Driving an auto cross is normal ?
- Entry fee - $40
- Fuel - $80
- Coffee and Gatorade/Powerade: $20 (WTF Gatorade 28oz bottles???)
- Noshables: $20
So, er, there was my expenditures for today's rallycross.
AND IT WAS TOTALLY WICKED
I don't think I broke anything. Previous event was more or less the above plus $400 to put the car back together.
(this post was edited to add the link after the video finished uploading0
It's on my list, but my 2 local SCCA regions don't host any events.
My day was:
$40 entry
$30 or so in gas
Foods and stuff
Several hours of mildly stressful towing with a Volvo
https://www.youtube.com/watch?v=BuAR-hqRjmI
In reply to Knurled: Gatorade makes 28 oz bottles to make more $$. It's the way of the world. They also changed the shape of those so people would notice less if they don't look at the label.
Knurled wrote:
irish44j wrote:
Yeah, depending on what car you pick and how you drive, it can be very cheap. I haven't had any kind of broken part in 4 seasons on my car.

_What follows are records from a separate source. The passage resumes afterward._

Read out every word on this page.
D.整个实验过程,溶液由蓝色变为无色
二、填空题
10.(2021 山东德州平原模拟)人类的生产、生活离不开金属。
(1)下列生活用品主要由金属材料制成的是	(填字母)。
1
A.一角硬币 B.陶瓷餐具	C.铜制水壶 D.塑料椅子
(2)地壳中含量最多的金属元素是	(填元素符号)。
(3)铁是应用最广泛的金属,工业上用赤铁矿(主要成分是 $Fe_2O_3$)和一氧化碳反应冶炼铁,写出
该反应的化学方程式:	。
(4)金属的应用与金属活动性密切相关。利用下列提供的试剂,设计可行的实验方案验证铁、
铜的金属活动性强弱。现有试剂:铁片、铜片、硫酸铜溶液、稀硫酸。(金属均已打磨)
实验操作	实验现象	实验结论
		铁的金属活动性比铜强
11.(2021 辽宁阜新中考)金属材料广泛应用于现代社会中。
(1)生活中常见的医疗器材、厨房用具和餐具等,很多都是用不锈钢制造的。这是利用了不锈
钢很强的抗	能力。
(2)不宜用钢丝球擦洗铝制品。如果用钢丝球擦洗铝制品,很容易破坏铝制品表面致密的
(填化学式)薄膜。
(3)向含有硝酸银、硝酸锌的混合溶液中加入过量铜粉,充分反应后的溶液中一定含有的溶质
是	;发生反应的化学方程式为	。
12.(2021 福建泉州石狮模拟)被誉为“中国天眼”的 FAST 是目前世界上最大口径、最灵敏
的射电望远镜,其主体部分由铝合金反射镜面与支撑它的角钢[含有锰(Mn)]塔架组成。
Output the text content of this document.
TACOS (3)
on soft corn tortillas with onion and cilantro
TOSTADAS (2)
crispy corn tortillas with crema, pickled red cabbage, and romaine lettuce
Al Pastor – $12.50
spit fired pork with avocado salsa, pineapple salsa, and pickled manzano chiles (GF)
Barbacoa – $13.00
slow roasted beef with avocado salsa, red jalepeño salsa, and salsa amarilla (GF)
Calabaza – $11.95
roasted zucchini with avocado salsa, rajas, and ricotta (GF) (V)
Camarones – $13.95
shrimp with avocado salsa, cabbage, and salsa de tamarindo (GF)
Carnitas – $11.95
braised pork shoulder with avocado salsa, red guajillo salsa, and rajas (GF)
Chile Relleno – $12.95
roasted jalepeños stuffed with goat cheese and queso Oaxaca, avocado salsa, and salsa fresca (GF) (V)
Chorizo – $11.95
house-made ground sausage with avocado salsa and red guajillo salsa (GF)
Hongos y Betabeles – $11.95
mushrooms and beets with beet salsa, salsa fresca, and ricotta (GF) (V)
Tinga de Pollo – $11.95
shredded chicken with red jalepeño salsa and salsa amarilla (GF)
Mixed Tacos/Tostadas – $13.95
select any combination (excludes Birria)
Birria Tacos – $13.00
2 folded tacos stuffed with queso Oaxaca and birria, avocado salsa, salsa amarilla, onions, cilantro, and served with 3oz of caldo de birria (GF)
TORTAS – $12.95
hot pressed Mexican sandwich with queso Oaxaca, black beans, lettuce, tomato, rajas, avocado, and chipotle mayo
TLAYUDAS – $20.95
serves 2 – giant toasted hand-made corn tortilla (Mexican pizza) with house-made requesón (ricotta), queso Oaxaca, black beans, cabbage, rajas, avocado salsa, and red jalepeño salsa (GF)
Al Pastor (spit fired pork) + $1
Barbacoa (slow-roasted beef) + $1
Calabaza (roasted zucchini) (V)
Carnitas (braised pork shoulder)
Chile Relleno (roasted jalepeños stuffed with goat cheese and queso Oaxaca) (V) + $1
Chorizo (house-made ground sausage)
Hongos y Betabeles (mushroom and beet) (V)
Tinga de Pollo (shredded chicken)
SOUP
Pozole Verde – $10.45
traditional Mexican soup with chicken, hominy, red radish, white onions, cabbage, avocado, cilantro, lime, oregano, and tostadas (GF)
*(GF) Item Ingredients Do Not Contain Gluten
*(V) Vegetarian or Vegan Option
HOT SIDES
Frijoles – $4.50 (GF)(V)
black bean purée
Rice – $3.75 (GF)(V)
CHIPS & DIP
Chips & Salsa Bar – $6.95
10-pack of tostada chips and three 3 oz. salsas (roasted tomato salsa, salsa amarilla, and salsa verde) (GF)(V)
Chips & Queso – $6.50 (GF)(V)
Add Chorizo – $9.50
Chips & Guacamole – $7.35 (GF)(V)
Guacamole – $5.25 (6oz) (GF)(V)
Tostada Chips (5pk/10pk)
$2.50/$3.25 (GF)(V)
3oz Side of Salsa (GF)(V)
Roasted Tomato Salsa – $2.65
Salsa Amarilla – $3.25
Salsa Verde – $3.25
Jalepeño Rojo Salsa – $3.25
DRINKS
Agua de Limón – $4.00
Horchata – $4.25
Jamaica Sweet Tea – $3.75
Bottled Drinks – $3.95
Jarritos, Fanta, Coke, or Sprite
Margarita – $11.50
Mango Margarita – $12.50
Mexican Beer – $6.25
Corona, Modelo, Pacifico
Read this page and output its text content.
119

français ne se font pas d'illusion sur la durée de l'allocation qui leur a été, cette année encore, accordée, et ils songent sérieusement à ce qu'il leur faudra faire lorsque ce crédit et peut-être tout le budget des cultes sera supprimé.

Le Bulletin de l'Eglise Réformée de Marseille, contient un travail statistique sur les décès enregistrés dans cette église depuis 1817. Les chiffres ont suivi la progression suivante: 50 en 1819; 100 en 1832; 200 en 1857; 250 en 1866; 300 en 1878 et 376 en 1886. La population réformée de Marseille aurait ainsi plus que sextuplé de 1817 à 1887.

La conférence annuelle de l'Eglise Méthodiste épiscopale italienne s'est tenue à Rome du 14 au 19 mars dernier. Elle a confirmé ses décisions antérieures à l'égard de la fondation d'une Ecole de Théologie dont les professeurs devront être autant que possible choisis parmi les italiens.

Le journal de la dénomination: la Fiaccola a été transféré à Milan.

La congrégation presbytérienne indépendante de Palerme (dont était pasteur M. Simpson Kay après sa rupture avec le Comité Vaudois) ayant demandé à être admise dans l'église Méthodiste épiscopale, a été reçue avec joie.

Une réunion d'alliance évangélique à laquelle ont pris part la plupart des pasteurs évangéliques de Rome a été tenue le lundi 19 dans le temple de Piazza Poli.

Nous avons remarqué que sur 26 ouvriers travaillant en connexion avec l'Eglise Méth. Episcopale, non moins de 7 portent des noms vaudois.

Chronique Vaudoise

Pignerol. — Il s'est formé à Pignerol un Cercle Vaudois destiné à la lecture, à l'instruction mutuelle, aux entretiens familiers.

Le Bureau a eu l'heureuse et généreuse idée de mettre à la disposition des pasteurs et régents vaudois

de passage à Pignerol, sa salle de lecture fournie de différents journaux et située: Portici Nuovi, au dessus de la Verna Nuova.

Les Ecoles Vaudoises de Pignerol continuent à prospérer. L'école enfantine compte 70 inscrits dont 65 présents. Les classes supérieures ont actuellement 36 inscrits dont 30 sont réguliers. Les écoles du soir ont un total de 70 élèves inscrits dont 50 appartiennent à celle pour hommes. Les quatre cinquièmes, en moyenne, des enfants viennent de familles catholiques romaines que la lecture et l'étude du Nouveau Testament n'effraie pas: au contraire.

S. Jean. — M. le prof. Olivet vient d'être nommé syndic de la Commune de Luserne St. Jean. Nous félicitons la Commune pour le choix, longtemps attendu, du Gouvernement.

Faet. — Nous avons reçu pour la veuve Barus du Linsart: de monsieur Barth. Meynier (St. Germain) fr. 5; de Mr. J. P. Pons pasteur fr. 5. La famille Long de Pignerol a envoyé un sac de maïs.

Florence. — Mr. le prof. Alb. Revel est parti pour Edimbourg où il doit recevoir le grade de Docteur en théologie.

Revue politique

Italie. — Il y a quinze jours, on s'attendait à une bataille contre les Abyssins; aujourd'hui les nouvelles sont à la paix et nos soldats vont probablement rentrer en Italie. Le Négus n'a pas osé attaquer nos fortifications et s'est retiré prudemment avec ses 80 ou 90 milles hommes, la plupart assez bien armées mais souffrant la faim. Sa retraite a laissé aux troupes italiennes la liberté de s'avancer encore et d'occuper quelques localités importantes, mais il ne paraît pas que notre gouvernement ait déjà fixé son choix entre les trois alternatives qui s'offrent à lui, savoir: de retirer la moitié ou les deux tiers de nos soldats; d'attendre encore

So I shouldn't feel nervous about coming down to see what you guys do down there, then?
I didn't realize that you had it so... low-maintenance.
I'm not saying nobody breaks things, but in 2 seasons at that venue I can only think of 1 or 2 cars that left on a flatbed (a 944 that blew up its radiator, but not because of the venue, and Nick's e28 who broke a c-clip on a bilstein that was installed badly and couldn't get another one locally of course). All in all, it's not rough on cars, especially since the surface is slidey. We almost never see debeads. Most car casualties are because they were "just bought" by people who didn't know they already had problems, and stuff like that.
I mean, it's still rallycross but we do our best to make courses that aren't blatantly going to damage cars (except late-model subaru front clips, that is).
Honestly, you'd probably do great at our venue. We have wide-open courses that cars with good power can really take advantage of and lightness doesn't really buy you much, since they're not terribly "tehnical". Ironically, I am much better on grass and tighter/more technical courses like you guys run in Ohio (which I rarely get to run on), so I am always jealous watching your and Evan's vids......
Tighter and technical? You must be looking at some other peoples' videos
https://www.youtube.com/watch?v=rD9w_sS_Bv4 Nice fast and flowing. Not SUPER fast (I personally was seeing maaaaybe 55mph in the "ohberklift" parts) but certainly no technical.
Unless you're looking at the Roos' Farm or the old Smoke & Mirrors videos... now there you get some tight technical stuff.